Die US-amerikanische Arzneimittelbehörde FDA hatte zuvor die beschleunigte Zulassung von Aptivus® genehmigt. Diese ist ein besonderes Genehmigungsverfahren für Therapien bei lebensbedrohlichen Krankheiten, die einen entscheidenden Nutzen für Patienten gegenüber bestehenden Therapien aufweisen. Die Zulassung beruht auf 24-Wochen-Daten aus laufenden Studien. Studienergebnisse, welche die Wirkungen von Aptivus® auf die klinische Progression zum Krankheitsbild Aids zeigen, gibt es noch nicht.
Hemmung der HIV-Protease
Tipranavir ist ein nicht-peptidischer Hemmstoff der HIV-1-Protease. Dieses Enzym wird benötigt, um den HIV-Replikationsprozess zu beenden. Tipranavir verhindert die Reifung der viralen Partikel und hemmt so die Virusreplikation.
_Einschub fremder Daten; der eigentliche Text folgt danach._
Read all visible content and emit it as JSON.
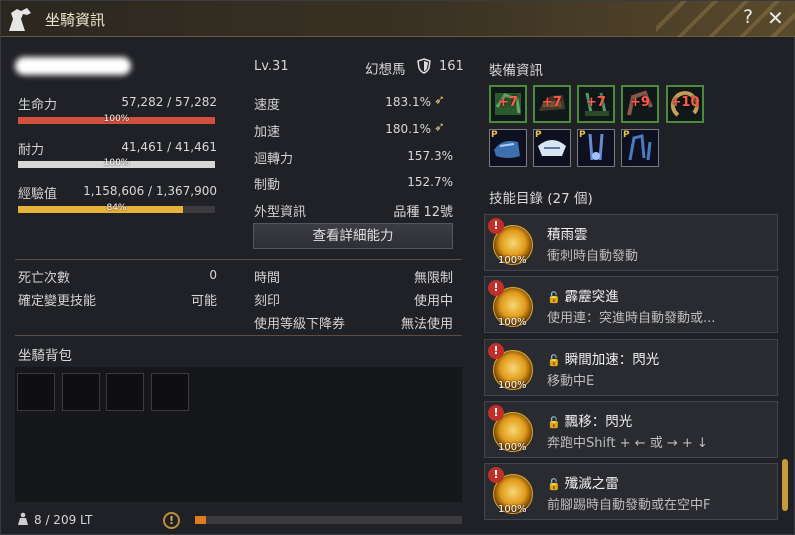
{
  "window": {
    "title": "坐騎資訊",
    "help_glyph": "?",
    "close_glyph": "✕"
  },
  "mount": {
    "level": "Lv.31",
    "type": "幻想馬",
    "defense_value": "161"
  },
  "stats": {
    "hp": {
      "label": "生命力",
      "value": "57,282 / 57,282",
      "pct_label": "100%",
      "pct": 100
    },
    "stamina": {
      "label": "耐力",
      "value": "41,461 / 41,461",
      "pct_label": "100%",
      "pct": 100
    },
    "exp": {
      "label": "經驗值",
      "value": "1,158,606 / 1,367,900",
      "pct_label": "84%",
      "pct": 84
    }
  },
  "attributes": [
    {
      "label": "速度",
      "value": "183.1%",
      "icon": "wing-icon"
    },
    {
      "label": "加速",
      "value": "180.1%",
      "icon": "wing-icon"
    },
    {
      "label": "迴轉力",
      "value": "157.3%"
    },
    {
      "label": "制動",
      "value": "152.7%"
    },
    {
      "label": "外型資訊",
      "value": "品種 12號"
    }
  ],
  "details_button": "查看詳細能力",
  "misc_left": [
    {
      "label": "死亡次數",
      "value": "0"
    },
    {
      "label": "確定變更技能",
      "value": "可能"
    }
  ],
  "misc_right": [
    {
      "label": "時間",
      "value": "無限制"
    },
    {
      "label": "刻印",
      "value": "使用中"
    },
    {
      "label": "使用等級下降券",
      "value": "無法使用"
    }
  ],
  "bag": {
    "title": "坐騎背包",
    "weight": "8 / 209 LT",
    "alert_glyph": "!"
  },
  "equipment": {
    "title": "裝備資訊",
    "enhanced": [
      "+7",
      "+7",
      "+7",
      "+9",
      "+10"
    ],
    "p_items": [
      "P",
      "P",
      "P",
      "P"
    ]
  },
  "skills": {
    "title": "技能目錄 (27 個)",
    "items": [
      {
        "name": "積雨雲",
        "desc": "衝刺時自動發動",
        "pct": "100%",
        "locked": false
      },
      {
        "name": "霹靂突進",
        "desc": "使用連：突進時自動發動或...",
        "pct": "100%",
        "locked": true
      },
      {
        "name": "瞬間加速：閃光",
        "desc": "移動中E",
        "pct": "100%",
        "locked": true
      },
      {
        "name": "飄移：閃光",
        "desc": "奔跑中Shift + ← 或 → + ↓",
        "pct": "100%",
        "locked": true
      },
      {
        "name": "殲滅之雷",
        "desc": "前腳踢時自動發動或在空中F",
        "pct": "100%",
        "locked": true
      }
    ],
    "warn_glyph": "!"
  },
  "colors": {
    "hp": "#d0503e",
    "stamina": "#d7d7d7",
    "exp": "#e9b33a",
    "accent": "#c99a3a"
  }
}
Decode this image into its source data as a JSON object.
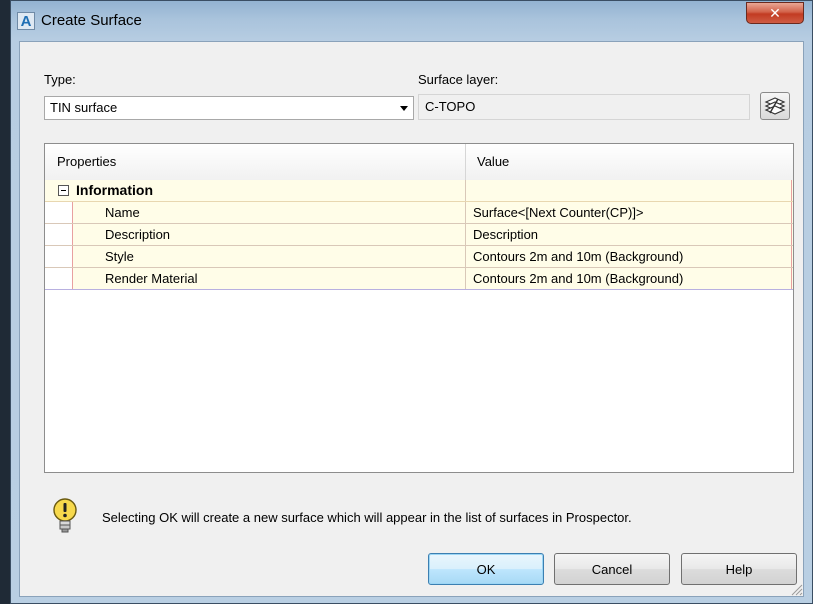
{
  "window": {
    "title": "Create Surface",
    "app_icon_letter": "A",
    "close_glyph": "✕"
  },
  "type": {
    "label": "Type:",
    "value": "TIN surface"
  },
  "surface_layer": {
    "label": "Surface layer:",
    "value": "C-TOPO",
    "button_icon": "layers-icon"
  },
  "grid": {
    "header_properties": "Properties",
    "header_value": "Value",
    "category": {
      "label": "Information",
      "rows": [
        {
          "name": "Name",
          "value": "Surface<[Next Counter(CP)]>"
        },
        {
          "name": "Description",
          "value": "Description"
        },
        {
          "name": "Style",
          "value": "Contours 2m and 10m (Background)"
        },
        {
          "name": "Render Material",
          "value": "Contours 2m and 10m (Background)"
        }
      ]
    }
  },
  "info": {
    "icon": "lightbulb-icon",
    "text": "Selecting OK will create a new surface which will appear in the list of surfaces in Prospector."
  },
  "buttons": {
    "ok": "OK",
    "cancel": "Cancel",
    "help": "Help"
  },
  "colors": {
    "title_gradient": "#a9c3dc",
    "row_background": "#fffde8",
    "close_button": "#c23b22",
    "ok_button": "#bee6fd"
  }
}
In Kombination mit anderen antiretroviralen Mitteln hat Tipranavir einen synergistischen bis additiven Effekt. Resistenzen gegen Tipranavir entwickeln sich in vitro langsam und komplex. In klinischen Phase-II- und Phase-III-Prüfungen waren bei 276 Patienten unter einer Behandlung mit Tipranavir drei Mutationen nachweisbar. Für eine reduzierte Empfindlichkeit war eine Kombination aller drei Mutationen erforderlich. Kreuzresistenzen traten kaum auf. Tipranavir hemmt die Replikation vieler HIV-Stämme, die gegenüber herkömmlichen Proteasehemmern resistent sind.
Abbau über das Cytochrom-P450-System
Beim Menschen ist die Resorption von Tipranavir begrenzt. Die Plasmaspitzenkonzentration wird in Abhängigkeit von der Dosis ein bis fünf Stunden nach der Einnahme erreicht. Das Steady state wird bei den meisten Patienten nach einer siebentägigen Einnahme erreicht. Nahrung erhöht die Verträglichkeit von Tipranavir/Ritonavir. Daher sollte Tipranavir/Ritonavir mit dem Essen eingenommen werden. In Gegenwart von Antazida ist die Resorption von Tipranavir/Ritonavir vermindert.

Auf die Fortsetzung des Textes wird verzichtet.